Conforme a Sociedade Internacional de Cirurgia de Restauração Capilar, em 2024, o público que realizou transplante capilar foi composto por 84,7% de homens. André Duailibi, médico especialista em transplantes capilares e diretor do Instituto Duailibi Capilar, explica que, entre empresários, a queda dos fios pode interferir na construção do networking e dificultar trabalhos relativos à comunicação.
“A queda de cabelo vai muito além da aparência. É comum recebermos pacientes que evitam fotografias, vídeos, eventos corporativos e até determinadas posições durante reuniões por causa da preocupação com a calvície”, afirma.
André Duailibi ressalta que a imagem funciona como uma forma de comunicação, mas não substitui conhecimento e capacidade de liderança. O impacto ocorre, sobretudo, quando a insatisfação pessoal interfere na postura e na naturalidade durante interações profissionais.
“A competência sempre será o fator mais importante, mas a imagem é a primeira forma de comunicação. O transplante não cria um líder, porém pode ajudar a eliminar uma insegurança que limitava sua confiança. Sentir-se confiante impacta a postura, a comunicação e a segurança nas relações profissionais”, avalia.
O foco volta a ser a mensagem, não a aparência
A exposição em redes sociais amplia a atenção sobre a reputação, principalmente entre profissionais que gravam conteúdo ou representam empresas. Para o especialista, o tratamento deve permitir que o paciente volte a concentrar-se na mensagem, sem criar uma aparência incompatível com suas características.
“Quando existe uma preocupação excessiva com a calvície, isso pode gerar desconforto e evitação. Ao recuperar o cabelo de maneira natural, muitos pacientes deixam de direcionar a atenção para essa insegurança”, analisa André Duailibi.

Planejamento define resultado e retorno à rotina
André Duailibi destaca que a naturalidade do transplante depende de uma análise individual e multifatorial, pois isso faz o resultado ser alinhado com a expectativa do paciente.
“O maior erro é criar uma linha capilar artificial ou incompatível com a idade. Avaliamos as características do cabelo, a área doadora, o grau da calvície e o perfil do paciente para definir o planejamento. Essa é a primeira fase do procedimento, quando estudamos o perfil do paciente e alinhamos as expectativas com as possibilidades”, pontua.

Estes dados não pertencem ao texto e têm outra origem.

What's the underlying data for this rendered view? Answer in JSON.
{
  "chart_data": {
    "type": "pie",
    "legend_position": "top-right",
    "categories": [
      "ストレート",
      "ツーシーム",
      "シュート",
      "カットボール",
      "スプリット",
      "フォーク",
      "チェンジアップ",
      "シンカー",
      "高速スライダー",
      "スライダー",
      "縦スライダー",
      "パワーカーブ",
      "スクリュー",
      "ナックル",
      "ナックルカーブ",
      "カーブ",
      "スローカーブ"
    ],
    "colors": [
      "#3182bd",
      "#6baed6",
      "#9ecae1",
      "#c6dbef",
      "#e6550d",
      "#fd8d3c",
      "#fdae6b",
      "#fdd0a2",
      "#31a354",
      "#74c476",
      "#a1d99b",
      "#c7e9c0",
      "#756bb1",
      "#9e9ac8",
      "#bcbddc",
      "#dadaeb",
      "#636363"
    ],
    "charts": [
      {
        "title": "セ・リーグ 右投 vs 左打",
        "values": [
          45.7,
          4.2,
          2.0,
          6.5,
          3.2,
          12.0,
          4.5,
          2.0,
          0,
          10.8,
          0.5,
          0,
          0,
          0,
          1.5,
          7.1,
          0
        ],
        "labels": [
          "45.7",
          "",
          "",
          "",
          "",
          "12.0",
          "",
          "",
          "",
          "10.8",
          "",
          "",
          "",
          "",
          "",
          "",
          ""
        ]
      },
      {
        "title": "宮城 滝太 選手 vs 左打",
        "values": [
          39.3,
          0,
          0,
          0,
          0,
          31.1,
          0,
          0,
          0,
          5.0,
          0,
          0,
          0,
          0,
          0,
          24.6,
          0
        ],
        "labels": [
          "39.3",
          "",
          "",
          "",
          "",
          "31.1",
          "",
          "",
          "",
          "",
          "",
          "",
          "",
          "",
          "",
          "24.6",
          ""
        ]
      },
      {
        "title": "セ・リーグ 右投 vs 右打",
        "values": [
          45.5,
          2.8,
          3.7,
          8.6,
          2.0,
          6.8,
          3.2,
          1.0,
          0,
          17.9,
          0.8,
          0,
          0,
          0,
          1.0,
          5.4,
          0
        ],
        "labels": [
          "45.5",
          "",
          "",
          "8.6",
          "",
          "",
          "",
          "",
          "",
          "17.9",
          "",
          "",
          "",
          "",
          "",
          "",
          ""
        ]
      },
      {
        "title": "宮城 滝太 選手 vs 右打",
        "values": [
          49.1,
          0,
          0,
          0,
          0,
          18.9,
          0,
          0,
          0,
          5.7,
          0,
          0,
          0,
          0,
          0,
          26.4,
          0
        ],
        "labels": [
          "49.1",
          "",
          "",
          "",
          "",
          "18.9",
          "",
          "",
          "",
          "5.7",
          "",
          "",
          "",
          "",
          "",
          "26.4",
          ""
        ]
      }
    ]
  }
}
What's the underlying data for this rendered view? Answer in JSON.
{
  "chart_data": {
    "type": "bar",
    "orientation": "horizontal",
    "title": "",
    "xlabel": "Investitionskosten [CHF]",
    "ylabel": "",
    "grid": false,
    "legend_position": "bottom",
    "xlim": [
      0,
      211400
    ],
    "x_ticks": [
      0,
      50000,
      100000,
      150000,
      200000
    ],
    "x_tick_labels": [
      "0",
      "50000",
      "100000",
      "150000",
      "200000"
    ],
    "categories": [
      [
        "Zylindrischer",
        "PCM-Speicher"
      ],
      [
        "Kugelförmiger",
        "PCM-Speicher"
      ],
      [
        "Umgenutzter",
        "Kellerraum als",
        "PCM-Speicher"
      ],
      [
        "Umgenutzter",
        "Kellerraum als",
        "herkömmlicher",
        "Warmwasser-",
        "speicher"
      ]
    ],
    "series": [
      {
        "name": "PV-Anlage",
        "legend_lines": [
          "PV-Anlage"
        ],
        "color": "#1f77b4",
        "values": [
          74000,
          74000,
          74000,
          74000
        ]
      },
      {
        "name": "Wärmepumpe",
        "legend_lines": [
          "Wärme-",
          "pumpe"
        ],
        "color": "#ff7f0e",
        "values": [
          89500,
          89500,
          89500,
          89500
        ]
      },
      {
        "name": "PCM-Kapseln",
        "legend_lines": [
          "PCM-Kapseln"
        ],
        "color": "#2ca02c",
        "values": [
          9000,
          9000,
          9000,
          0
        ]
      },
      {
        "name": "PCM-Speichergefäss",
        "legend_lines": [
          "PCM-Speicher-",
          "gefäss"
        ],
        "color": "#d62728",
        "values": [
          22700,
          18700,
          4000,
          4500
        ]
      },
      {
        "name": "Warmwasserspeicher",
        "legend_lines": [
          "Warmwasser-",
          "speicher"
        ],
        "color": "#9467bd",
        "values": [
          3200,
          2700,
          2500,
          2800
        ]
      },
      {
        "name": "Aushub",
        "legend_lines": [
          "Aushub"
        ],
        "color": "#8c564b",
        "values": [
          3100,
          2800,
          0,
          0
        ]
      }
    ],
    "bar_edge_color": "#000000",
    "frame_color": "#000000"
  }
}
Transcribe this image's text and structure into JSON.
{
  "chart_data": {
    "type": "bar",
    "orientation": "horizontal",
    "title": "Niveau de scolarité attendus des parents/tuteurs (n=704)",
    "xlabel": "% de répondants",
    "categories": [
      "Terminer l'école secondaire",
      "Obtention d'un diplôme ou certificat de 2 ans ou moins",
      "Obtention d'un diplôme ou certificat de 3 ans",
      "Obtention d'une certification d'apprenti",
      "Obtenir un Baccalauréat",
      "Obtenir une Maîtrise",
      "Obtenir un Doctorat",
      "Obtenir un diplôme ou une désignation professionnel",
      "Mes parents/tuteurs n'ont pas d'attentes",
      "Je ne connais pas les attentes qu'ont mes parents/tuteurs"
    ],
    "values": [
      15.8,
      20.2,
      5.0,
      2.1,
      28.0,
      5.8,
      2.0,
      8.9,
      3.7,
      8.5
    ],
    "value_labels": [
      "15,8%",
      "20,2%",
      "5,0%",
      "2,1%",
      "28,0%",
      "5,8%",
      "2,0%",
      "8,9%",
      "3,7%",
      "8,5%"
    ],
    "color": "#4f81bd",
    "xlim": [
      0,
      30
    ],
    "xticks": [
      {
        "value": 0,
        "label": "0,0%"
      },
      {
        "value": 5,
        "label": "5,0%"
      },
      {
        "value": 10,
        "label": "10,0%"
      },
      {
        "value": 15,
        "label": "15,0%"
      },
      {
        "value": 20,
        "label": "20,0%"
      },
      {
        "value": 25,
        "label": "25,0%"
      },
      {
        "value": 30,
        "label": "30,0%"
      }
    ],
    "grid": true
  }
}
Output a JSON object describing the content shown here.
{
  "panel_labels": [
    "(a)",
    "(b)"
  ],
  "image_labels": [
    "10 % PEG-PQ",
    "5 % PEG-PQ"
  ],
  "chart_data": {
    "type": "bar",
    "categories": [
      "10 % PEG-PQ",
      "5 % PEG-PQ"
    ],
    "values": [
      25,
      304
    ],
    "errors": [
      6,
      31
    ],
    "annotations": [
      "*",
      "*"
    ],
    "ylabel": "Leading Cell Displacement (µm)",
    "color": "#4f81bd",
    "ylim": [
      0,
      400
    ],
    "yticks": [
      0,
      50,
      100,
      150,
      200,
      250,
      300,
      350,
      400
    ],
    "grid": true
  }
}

O período de afastamento varia conforme a técnica, a resposta do organismo e o tipo de compromisso assumido. Segundo o médico, tarefas que exigem menos esforço físico costumam ser retomadas mais cedo, mas a liberação sempre requer análise profissional.
“Na maioria dos casos, o paciente pode retomar atividades administrativas e remotas em três ou quatro dias. Para reuniões presenciais e eventos públicos, normalmente orientamos cerca de uma semana”, diz.
Antes da cirurgia, o especialista recomenda uma avaliação clínica para confirmar a indicação e identificar condições que possam interferir no procedimento. Depois da intervenção, há critérios que devem ser cumpridos para possibilitar uma recuperação segura.
“O sucesso depende do cumprimento das orientações médicas, como higiene adequada, uso correto das medicações, evitar esforço físico no período inicial e comparecer às consultas. O resultado é construído ao longo dos meses”, afirma.
Atenção com a escolha do profissional
A escolha do profissional também exige análise cuidadosa e, por isso, André Duailibi orienta o paciente a desconfiar de garantias infundadas, prazos aleatórios e evitar decisões baseadas somente no preço.
“O transplante é um procedimento definitivo e merece ser conduzido com planejamento, segurança e responsabilidade. Promessas irreais e falta de transparência durante a consulta devem servir de alerta”, considera.